Elective Course: Patient Inner City - Urban Practice
Winter Semester 2022/23
Period: one semester
Patient Inner City - Urban Practice
From market stalls to the internet, from self-service to online shopping:
the transformation from commerce to consumption in our cities changed greatly with the beginning of the 20th century, both in shopping behaviour, but also through the loss of the 'spatial reference space'.
While in the meantime consumption brought forth architectural fascinations and specific typologies such as department stores as temples of consumption or boutiques with a love of detail, even today, with colourful temporary displays, commerce transforms the most diverse squares into weekly markets or other festivities.
While the increasing construction of malls in the 2000s was long considered by critics to be a notable reason for the vacancy rate in pedestrian zones alongside online retailing, it seems that online retailing in particular, together with accelerated digitalisation - triggered by a worldwide pandemic - has exorcised the spirit of retailing:
The 'spatial future' of empty city centres seems uncertain.
While the online offer for customers is pluralising and the accessibility with memberships such as 'prime tariffs' is steadily increasing, the need for space and occupation of sales space such as shop premises is becoming smaller and smaller.

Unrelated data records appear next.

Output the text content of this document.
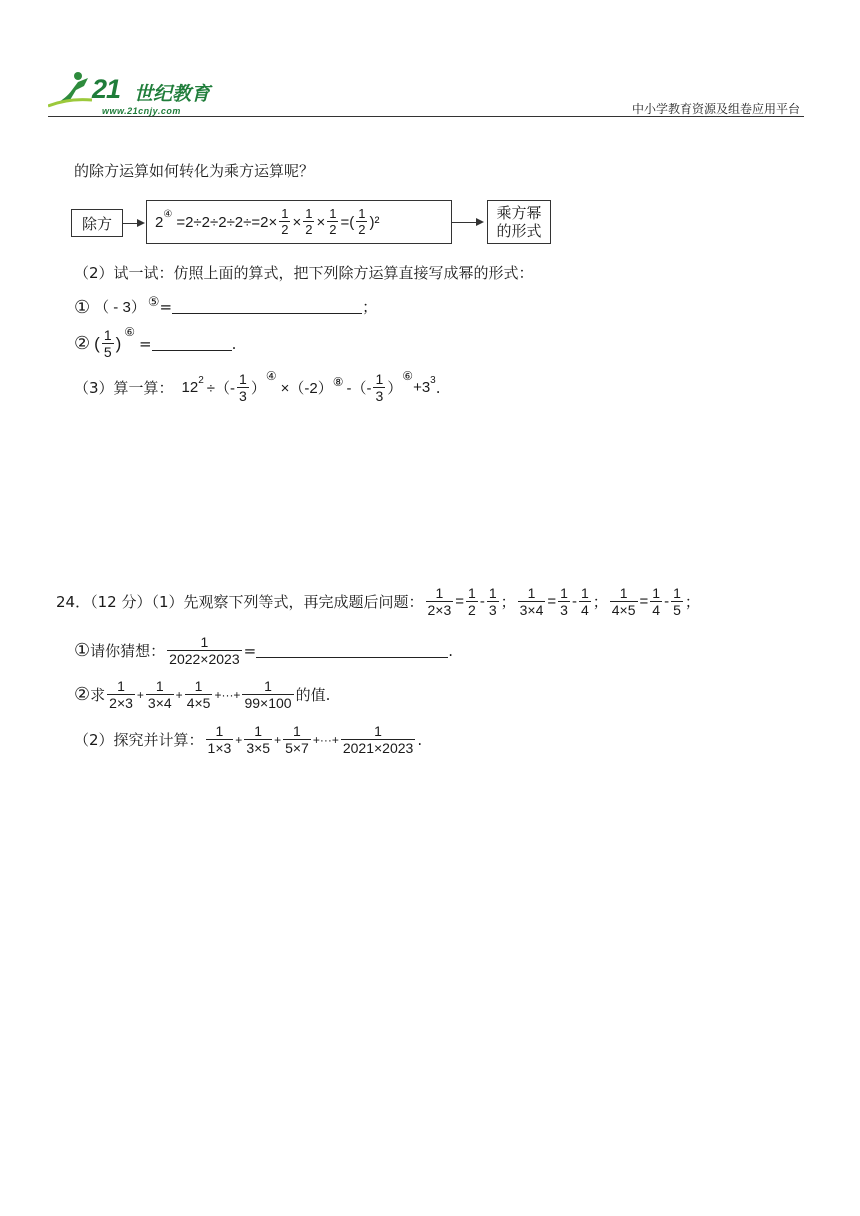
21 世纪教育
www.21cnjy.com	中小学教育资源及组卷应用平台
的除方运算如何转化为乘方运算呢？
除方	2 ④ $=2\div 2\div 2\div 2\div=2\times \frac{1}{2} \times \frac{1}{2} \times \frac{1}{2}$ =( $\frac{1}{2} )^2$	乘方幂
的形式
（2）试一试：仿照上面的算式，把下列除方运算直接写成幂的形式：
① （ - 3） ⑤ =	；
② ( $\frac{1}{5}$ )
⑥
=	.
（3）算一算： 12 2 ÷（- $\frac{1}{3}$ ）
④
×（-2） ⑧ -（- $\frac{1}{3}$ ）
⑥
+3 3 .
24．（12 分）（1）先观察下列等式，再完成题后问题： $\frac{1}{2\times 3} = \frac{1}{2} - \frac{1}{3}$ ； $\frac{1}{3\times 4} = \frac{1}{3} - \frac{1}{4}$ ； $\frac{1}{4\times 5} = \frac{1}{4} - \frac{1}{5}$ ；
① 请你猜想： $\frac{1}{2022\times 2023}$ =	.
② 求 $\frac{1}{2\times 3} + \frac{1}{3\times 4} + \frac{1}{4\times 5}$ +···+ $\frac{1}{99\times 100}$ 的值.
（2）探究并计算： $\frac{1}{1\times 3} + \frac{1}{3\times 5} + \frac{1}{5\times 7}$ +···+ $\frac{1}{2021\times 2023}$ .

But even online retail, which now even meets short-term demand, could not prevent supply chain bottlenecks and shortages of goods in the Corona pandemic - despite sophisticated logistics. If the optimisation of consumption seemed to have reached its zenith, analogies of empty shop shelves and hoarding purchases to the Great Depression of 1920 cannot be avoided in states of emergency even today.
- Is it time, then, between housing shortages and vacant shops in the cities, to plead for a 'spatial' reconsideration of the retail trade and on what basis would this demand be based?
While Le Corbusier saw himself more as a surgeon who tore out the flesh of the patient 'city' in his visions, there are other less radical architectural attitudes besides the classical orthodox medicine analogy. For example, the goal of cautious urban renewal in medicine could be translated as homeopathy. To remain in the anatomical image: The resulting most diverse treatment methods are dedicated to disease patterns of the building culture, which were previously determined in an anamnesis and recorded on a patient's anamnesis sheet. It is therefore time to take stock, to take a medical history of patients with similar symptoms in order to be able to evaluate comparable disease patterns and stages as well as previous treatments.
Target:
In the real laboratory dental practice, 40 cities have already been included and the task now is to further develop the patient form, to put the findings up for discussion in public - in a curation - and to treat recognised clinical pictures directly on the open gums in the shopping streets of the cities on site in the sense of the "urban practice".
Using the example of the patient Cologne, the recording of the findings will now be detailed, a curatorial concept for a vacant space will be developed and ultimately spatial intervention will take place.